Love is a word that’s thrown around a lot in the New Testament. How it’s used confuses people often. For example, the Bible says to love God, our neighbor, and our enemy. Seriously, is that last part true? Who can love an enemy? Doing that cheapens love, doesn’t it?
So what do you think of when you think of love? Your kids? Your spouse, even though they occasionally annoy you? Maybe a best friend, parents, or an irritating little sister? Do love them the same way?
Do you feel the same way for your husband or wife that you do for your friends? Are you noticing that love means a lot of different things for a simple four letter word? The Greek language recognizes that, and in the Bible, there are three words for it.
Three Little Words
The way you feel about your family, what’s it like? The Greek word for it is philostorges, a tender love, kind and affectionate. It’s only found in Romans 12:10.
Now, picture your closest friends. How do you feel about them? Kinship, brotherly affection, or heartfelt consideration cover it? That’s phileo, and brotherly affection is philadelphia. Does a certain city ring a bell?

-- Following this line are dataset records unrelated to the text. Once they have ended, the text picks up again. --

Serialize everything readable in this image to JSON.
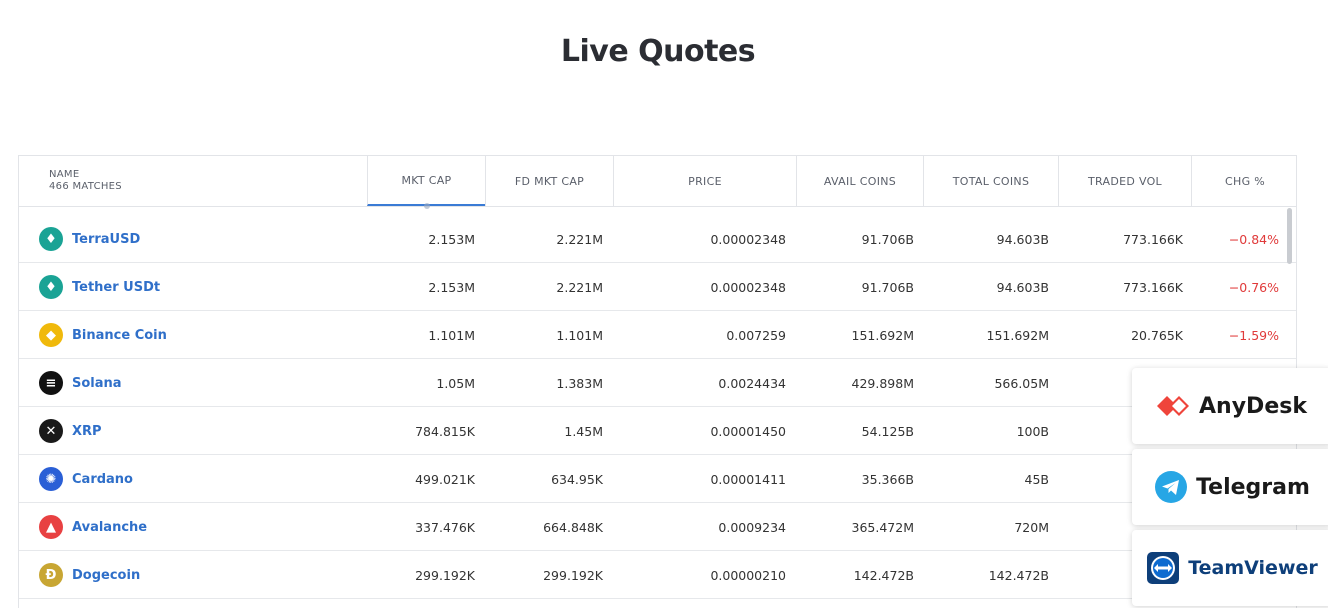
{
  "page": {
    "title": "Live Quotes"
  },
  "table": {
    "name_header": "NAME",
    "matches": "466 MATCHES",
    "columns": [
      "MKT CAP",
      "FD MKT CAP",
      "PRICE",
      "AVAIL COINS",
      "TOTAL COINS",
      "TRADED VOL",
      "CHG %"
    ],
    "rows": [
      {
        "name": "TerraUSD",
        "icon": "terrausd-icon",
        "icon_color": "#1aa395",
        "mktcap": "2.153M",
        "fdmktcap": "2.221M",
        "price": "0.00002348",
        "avail": "91.706B",
        "total": "94.603B",
        "vol": "773.166K",
        "chg": "−0.84%",
        "dir": "neg"
      },
      {
        "name": "Tether USDt",
        "icon": "tether-icon",
        "icon_color": "#1aa395",
        "mktcap": "2.153M",
        "fdmktcap": "2.221M",
        "price": "0.00002348",
        "avail": "91.706B",
        "total": "94.603B",
        "vol": "773.166K",
        "chg": "−0.76%",
        "dir": "neg"
      },
      {
        "name": "Binance Coin",
        "icon": "binance-icon",
        "icon_color": "#f0b90b",
        "mktcap": "1.101M",
        "fdmktcap": "1.101M",
        "price": "0.007259",
        "avail": "151.692M",
        "total": "151.692M",
        "vol": "20.765K",
        "chg": "−1.59%",
        "dir": "neg"
      },
      {
        "name": "Solana",
        "icon": "solana-icon",
        "icon_color": "#111111",
        "mktcap": "1.05M",
        "fdmktcap": "1.383M",
        "price": "0.0024434",
        "avail": "429.898M",
        "total": "566.05M",
        "vol": "",
        "chg": "",
        "dir": "neg"
      },
      {
        "name": "XRP",
        "icon": "xrp-icon",
        "icon_color": "#1a1a1a",
        "mktcap": "784.815K",
        "fdmktcap": "1.45M",
        "price": "0.00001450",
        "avail": "54.125B",
        "total": "100B",
        "vol": "",
        "chg": "",
        "dir": "neg"
      },
      {
        "name": "Cardano",
        "icon": "cardano-icon",
        "icon_color": "#2a5fd6",
        "mktcap": "499.021K",
        "fdmktcap": "634.95K",
        "price": "0.00001411",
        "avail": "35.366B",
        "total": "45B",
        "vol": "",
        "chg": "",
        "dir": "neg"
      },
      {
        "name": "Avalanche",
        "icon": "avalanche-icon",
        "icon_color": "#e84142",
        "mktcap": "337.476K",
        "fdmktcap": "664.848K",
        "price": "0.0009234",
        "avail": "365.472M",
        "total": "720M",
        "vol": "",
        "chg": "",
        "dir": "pos"
      },
      {
        "name": "Dogecoin",
        "icon": "dogecoin-icon",
        "icon_color": "#c8a633",
        "mktcap": "299.192K",
        "fdmktcap": "299.192K",
        "price": "0.00000210",
        "avail": "142.472B",
        "total": "142.472B",
        "vol": "",
        "chg": "",
        "dir": "neg"
      }
    ]
  },
  "floating": {
    "anydesk": "AnyDesk",
    "telegram": "Telegram",
    "teamviewer": "TeamViewer"
  },
  "colors": {
    "link": "#2f6fc9",
    "negative": "#e03a3a",
    "positive": "#1aa37a",
    "accent": "#3a7bd5"
  }
}
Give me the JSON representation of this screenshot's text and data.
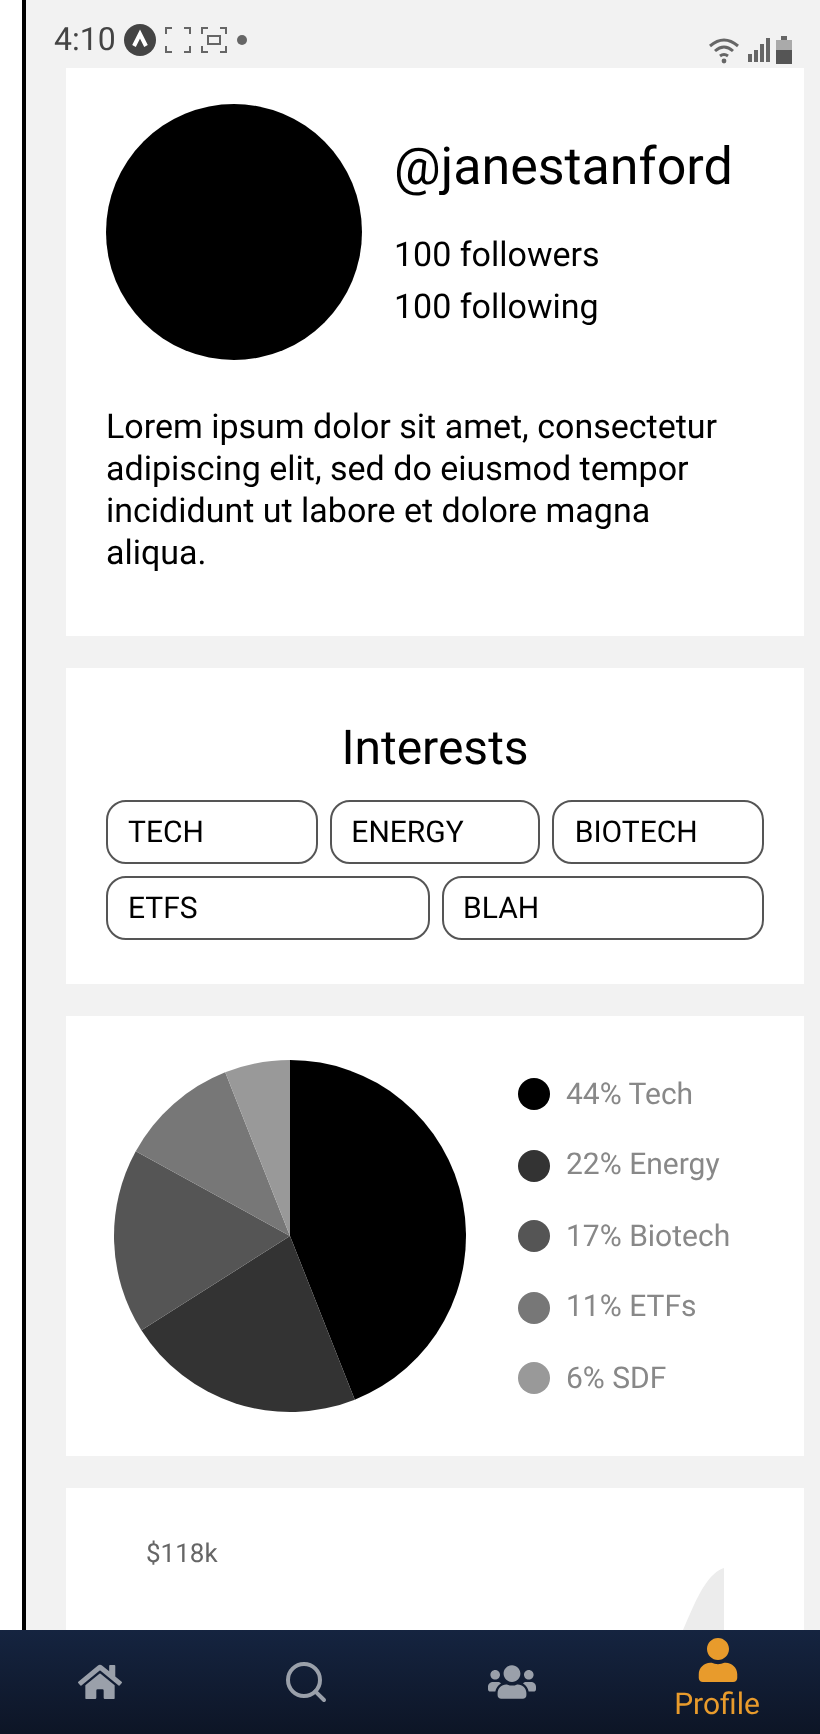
{
  "status_bar": {
    "time": "4:10"
  },
  "profile": {
    "username": "@janestanford",
    "followers": "100 followers",
    "following": "100 following",
    "bio": "Lorem ipsum dolor sit amet, consectetur adipiscing elit, sed do eiusmod tempor incididunt ut labore et dolore magna aliqua."
  },
  "interests": {
    "title": "Interests",
    "rows": [
      [
        "TECH",
        "ENERGY",
        "BIOTECH"
      ],
      [
        "ETFS",
        "BLAH"
      ]
    ]
  },
  "allocation": {
    "chart_data": {
      "type": "pie",
      "values": [
        44,
        22,
        17,
        11,
        6
      ]
    },
    "legend": [
      {
        "label": "44% Tech",
        "color": "#000000"
      },
      {
        "label": "22% Energy",
        "color": "#333333"
      },
      {
        "label": "17% Biotech",
        "color": "#555555"
      },
      {
        "label": "11% ETFs",
        "color": "#777777"
      },
      {
        "label": "6% SDF",
        "color": "#999999"
      }
    ]
  },
  "value_chart": {
    "y_label": "$118k"
  },
  "nav": [
    {
      "kind": "home",
      "selected": false
    },
    {
      "kind": "search",
      "selected": false
    },
    {
      "kind": "group",
      "selected": false
    },
    {
      "kind": "profile",
      "selected": true,
      "label": "Profile"
    }
  ]
}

This so far covers family and friends, what about our enemies? If it’s not the same love we have for those close to us, then what is it? The word for it appears 143 times in the New Testament. 1st Corinthians 13:4-7 describes it. It’s agape.
C.S Lewis called it a gift-love in The Four Loves; it’s a force in the world. In short terms, it’s goodwill towards others, benevolence, the opposite of malevolence. In its verb form, it means ‘to prefer.’
You see it in action when you put others ahead of you.
Let’s look at Matthew 22:36-40:
“Teacher, which is the greatest commandment in the Law?”
Jesus replied: “‘Love the Lord your God with all your heart and with all your soul and with all your mind.’This is the first and greatest commandment. And the second is like it: ‘Love your neighbor as yourself.’ All the Law and the Prophets hang on these two commandments.”
They use the verb form; ‘agapao’, which means ‘to prefer’. In practice, that means to prefer and put God and neighbor ahead of you in priority. To get an idea, it’s what you do with your family. It’s also what Jesus did on the cross for you. The same verb appears again in John 3:16. That’s some self-sacrificial stuff right there.
That’s nice, but what about our enemies? They really suck.
Matthew 5:43-48 leaves a bitter taste in the mouth of Christ-followers who tend to hold grudges. The same verb returns again for love, ‘agapao’ your enemies. One of the harder things to do is to harbor good will towards someone who hurt you. That’s why Christ acknowledges it in verses 45-48. It’s impossible to accept, really, but for one thing.
You have to experience it for yourself. It’s when you realize how broken and messed up you are. The weight of everything you did wrong is slowly crushing you. You’re alone and lost.
Then someone comes along, sits down beside you, to take time from their day to listen to you. It’s nice and all, except you, still have to carry that weight. Then, somehow that person takes it all off your shoulders and places it on their own. They refuse to give it back, carrying it until it kills them.
Your life’s burdens and pain are gone. This stranger took them and died carrying them.
How Do You Feel About That?
Now picture your enemy doing that for you, the person you’ve been opposed to? How’s it feel now?
Look at Matthew 5:45 again.
“that you may be children of your Father in heaven. He causes his sun to rise on the evil and the good, and sends rain on the righteous and the unrighteous.“
Look at John 3:16.
That’s what Jesus does for those that come to him! ‘Come all who are weary and burdened!’ I’ve looked at my past, I really don’t deserve the good things I have. The second, and third chances. But I was given them.
Does it warm you up inside when you’re given something? You feel like paying it forward or back? That’s how you can ‘love’ your enemies because Jesus loves you. That’s how you can put God first because he loved and made a way for you to come to him. Even though our rebellious natures made us enemies.
Enemies or family, someone has to pay for the crime for justice to exist. Those who don’t want a second chance and let Jesus willingly accept the punishment will have to bear it themselves in the end.
What Love Has To Do With It
You can love by wishing good for others, without hating them. Do you hate your friends, family, the person you’re dating, or spouse when they hurt you? Or do you hate the behavior?
Loving our enemies doesn’t cheapen love; it’s the same love God has for us. It’s not the same love we reserve for our loved ones. If it was, then yes, it would cheapen it. It’s not as simple as we would like it, is it?